Going gluten free is hard. It's expensive, and you'll desperately want things you can't have, and (if you're like me and others I've talked to) you may find that going gluten-free is physically painful. I was depressed and energy-less and felt like I was bruised all over for a couple of months. It was awful, and you don't want to do that unless it will benefit you. Also, you don't want to back out and decide that you'll eat gluten for a couple months and then get tested to know for sure; you don't want to do it twice.

If you don't take the test you'll never really know. The symptoms you're dealing with could easily be something else, and you could just be delaying a proper diagnosis.

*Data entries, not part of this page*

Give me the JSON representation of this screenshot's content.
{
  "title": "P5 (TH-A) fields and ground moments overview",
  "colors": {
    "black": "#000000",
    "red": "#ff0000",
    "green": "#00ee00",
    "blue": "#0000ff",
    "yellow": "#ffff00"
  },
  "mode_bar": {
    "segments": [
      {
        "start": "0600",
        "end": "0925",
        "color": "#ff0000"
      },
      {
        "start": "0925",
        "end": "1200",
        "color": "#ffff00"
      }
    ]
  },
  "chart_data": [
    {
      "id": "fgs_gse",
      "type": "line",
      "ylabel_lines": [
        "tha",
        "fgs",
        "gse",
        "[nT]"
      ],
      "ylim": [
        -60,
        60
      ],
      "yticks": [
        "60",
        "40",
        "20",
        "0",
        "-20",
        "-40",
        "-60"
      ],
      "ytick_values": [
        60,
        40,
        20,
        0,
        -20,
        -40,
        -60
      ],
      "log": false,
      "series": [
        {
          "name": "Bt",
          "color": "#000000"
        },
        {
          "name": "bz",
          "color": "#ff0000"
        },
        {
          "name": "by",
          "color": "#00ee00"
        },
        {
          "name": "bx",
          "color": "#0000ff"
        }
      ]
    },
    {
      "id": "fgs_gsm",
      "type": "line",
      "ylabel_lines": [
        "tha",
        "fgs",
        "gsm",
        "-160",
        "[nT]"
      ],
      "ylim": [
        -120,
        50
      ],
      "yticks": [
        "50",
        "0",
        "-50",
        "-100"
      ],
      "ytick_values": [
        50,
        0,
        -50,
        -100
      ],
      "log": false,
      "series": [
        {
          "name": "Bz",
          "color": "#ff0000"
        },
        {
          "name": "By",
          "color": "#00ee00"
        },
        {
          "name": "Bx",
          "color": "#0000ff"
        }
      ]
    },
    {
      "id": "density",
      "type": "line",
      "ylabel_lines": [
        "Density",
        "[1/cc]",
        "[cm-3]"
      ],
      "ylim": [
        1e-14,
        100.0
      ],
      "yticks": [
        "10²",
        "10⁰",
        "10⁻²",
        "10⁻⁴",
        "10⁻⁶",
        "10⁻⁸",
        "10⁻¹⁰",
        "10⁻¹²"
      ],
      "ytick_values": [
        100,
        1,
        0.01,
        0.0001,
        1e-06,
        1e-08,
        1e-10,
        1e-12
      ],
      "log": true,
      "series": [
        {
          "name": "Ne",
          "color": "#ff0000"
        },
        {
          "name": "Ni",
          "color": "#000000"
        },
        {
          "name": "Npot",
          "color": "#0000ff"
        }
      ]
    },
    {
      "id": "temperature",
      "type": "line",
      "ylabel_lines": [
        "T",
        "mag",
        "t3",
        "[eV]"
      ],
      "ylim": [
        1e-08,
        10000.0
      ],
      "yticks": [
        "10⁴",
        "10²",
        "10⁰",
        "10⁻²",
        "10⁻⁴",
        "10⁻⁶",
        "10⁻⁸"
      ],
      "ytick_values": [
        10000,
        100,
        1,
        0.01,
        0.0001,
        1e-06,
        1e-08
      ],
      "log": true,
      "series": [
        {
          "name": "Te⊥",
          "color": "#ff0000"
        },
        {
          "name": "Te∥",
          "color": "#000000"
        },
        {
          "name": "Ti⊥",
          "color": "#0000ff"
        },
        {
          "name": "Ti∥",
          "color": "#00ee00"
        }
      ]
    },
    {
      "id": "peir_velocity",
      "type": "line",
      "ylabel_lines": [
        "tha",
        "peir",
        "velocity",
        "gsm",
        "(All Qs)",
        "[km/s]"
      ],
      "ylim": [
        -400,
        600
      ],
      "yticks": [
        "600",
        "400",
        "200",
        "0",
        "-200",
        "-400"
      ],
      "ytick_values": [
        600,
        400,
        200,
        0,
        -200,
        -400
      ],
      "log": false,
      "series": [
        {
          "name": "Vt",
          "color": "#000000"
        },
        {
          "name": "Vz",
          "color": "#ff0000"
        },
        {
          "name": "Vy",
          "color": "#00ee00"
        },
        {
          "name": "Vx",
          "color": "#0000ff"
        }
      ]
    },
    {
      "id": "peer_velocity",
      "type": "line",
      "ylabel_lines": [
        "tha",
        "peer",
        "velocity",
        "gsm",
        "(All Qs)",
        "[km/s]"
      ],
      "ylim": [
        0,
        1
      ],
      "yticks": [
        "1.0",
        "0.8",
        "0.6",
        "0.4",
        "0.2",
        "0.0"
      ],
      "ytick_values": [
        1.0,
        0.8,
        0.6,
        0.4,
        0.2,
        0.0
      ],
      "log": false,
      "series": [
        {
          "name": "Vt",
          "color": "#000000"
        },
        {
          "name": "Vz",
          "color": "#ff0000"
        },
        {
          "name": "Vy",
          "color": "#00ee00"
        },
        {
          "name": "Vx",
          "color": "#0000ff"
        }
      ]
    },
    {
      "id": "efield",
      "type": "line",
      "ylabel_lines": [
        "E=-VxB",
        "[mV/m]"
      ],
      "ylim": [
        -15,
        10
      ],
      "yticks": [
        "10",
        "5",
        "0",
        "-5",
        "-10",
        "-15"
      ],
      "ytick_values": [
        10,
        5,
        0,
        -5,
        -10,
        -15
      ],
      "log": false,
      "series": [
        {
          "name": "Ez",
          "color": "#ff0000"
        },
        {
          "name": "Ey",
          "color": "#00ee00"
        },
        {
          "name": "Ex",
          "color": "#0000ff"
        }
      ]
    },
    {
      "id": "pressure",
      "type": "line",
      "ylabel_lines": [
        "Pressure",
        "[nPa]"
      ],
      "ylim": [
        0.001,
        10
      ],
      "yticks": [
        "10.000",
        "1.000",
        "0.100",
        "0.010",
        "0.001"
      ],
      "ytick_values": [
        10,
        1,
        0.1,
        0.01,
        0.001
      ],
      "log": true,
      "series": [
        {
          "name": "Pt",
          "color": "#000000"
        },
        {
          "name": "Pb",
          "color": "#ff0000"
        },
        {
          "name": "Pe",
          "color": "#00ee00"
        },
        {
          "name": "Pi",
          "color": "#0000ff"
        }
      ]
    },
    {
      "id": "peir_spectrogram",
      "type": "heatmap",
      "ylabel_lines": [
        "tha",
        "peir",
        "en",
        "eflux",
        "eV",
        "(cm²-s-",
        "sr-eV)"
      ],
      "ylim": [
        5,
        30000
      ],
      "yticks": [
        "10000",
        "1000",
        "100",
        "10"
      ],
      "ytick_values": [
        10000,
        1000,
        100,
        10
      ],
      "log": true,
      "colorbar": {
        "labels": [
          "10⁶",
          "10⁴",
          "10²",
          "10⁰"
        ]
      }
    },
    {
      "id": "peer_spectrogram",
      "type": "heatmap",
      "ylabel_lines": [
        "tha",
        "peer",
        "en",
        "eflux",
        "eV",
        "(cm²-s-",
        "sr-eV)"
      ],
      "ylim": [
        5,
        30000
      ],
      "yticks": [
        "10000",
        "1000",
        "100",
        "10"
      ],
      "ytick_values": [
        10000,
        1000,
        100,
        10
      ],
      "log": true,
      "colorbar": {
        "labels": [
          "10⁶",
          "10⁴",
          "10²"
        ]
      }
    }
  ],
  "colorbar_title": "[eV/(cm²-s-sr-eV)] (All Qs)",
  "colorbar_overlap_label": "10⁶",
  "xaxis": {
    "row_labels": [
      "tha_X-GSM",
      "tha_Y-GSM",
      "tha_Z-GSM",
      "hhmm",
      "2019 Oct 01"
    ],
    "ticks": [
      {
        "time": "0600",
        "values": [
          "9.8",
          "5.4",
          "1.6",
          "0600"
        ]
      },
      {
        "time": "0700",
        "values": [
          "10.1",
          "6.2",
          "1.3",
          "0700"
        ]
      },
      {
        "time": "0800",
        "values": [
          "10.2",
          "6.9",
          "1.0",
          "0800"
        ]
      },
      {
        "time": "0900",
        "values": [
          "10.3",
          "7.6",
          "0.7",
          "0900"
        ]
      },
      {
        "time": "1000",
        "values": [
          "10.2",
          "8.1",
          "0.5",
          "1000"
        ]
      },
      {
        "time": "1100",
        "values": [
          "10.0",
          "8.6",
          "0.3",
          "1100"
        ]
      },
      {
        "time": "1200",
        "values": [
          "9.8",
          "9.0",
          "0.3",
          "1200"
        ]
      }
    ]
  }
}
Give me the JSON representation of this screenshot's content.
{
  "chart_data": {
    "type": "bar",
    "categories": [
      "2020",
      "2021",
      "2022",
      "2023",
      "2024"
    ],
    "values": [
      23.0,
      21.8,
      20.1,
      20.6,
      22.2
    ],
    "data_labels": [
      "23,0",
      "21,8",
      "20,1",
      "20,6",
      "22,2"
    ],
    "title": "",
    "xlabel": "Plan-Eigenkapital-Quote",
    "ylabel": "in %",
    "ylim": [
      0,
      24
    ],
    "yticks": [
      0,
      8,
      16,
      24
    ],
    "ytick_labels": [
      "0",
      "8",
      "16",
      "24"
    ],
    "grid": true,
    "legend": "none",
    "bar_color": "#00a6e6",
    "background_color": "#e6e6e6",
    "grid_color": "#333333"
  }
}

Eating gluten-free you're going to be a pain in the ass for family and friends, and you owe it to them to know for sure. It's also your defense when uncle Frank complains that you don't just eat the stuffing at Thanksgiving like everybody else. Could also be your defense against the IRS if you want to try to claim the difference in food cost as medical expenses.

Have had the same symptoms for a couple of years except in my hands more than my feet. My fingers and toes are also twisting a bit out of alignment. I'm a programmer so painful eyes and painful hands can make things... difficult.

No rheumatoid or inflammatory markers. Doc is clueless and I've basically given up on figuring it out at this point. I just take the max possible IB dose every day.

You wouldn't be feeling bad because of gluten. You haven't been gluten free long enough for any problems to have resolved yet, so accidentally eating gluten isn't going to do anything to you at this point.

I felt terrible for a month or so when I started eating gluten-free after Celiac diagnosis. From what I understand this is very common.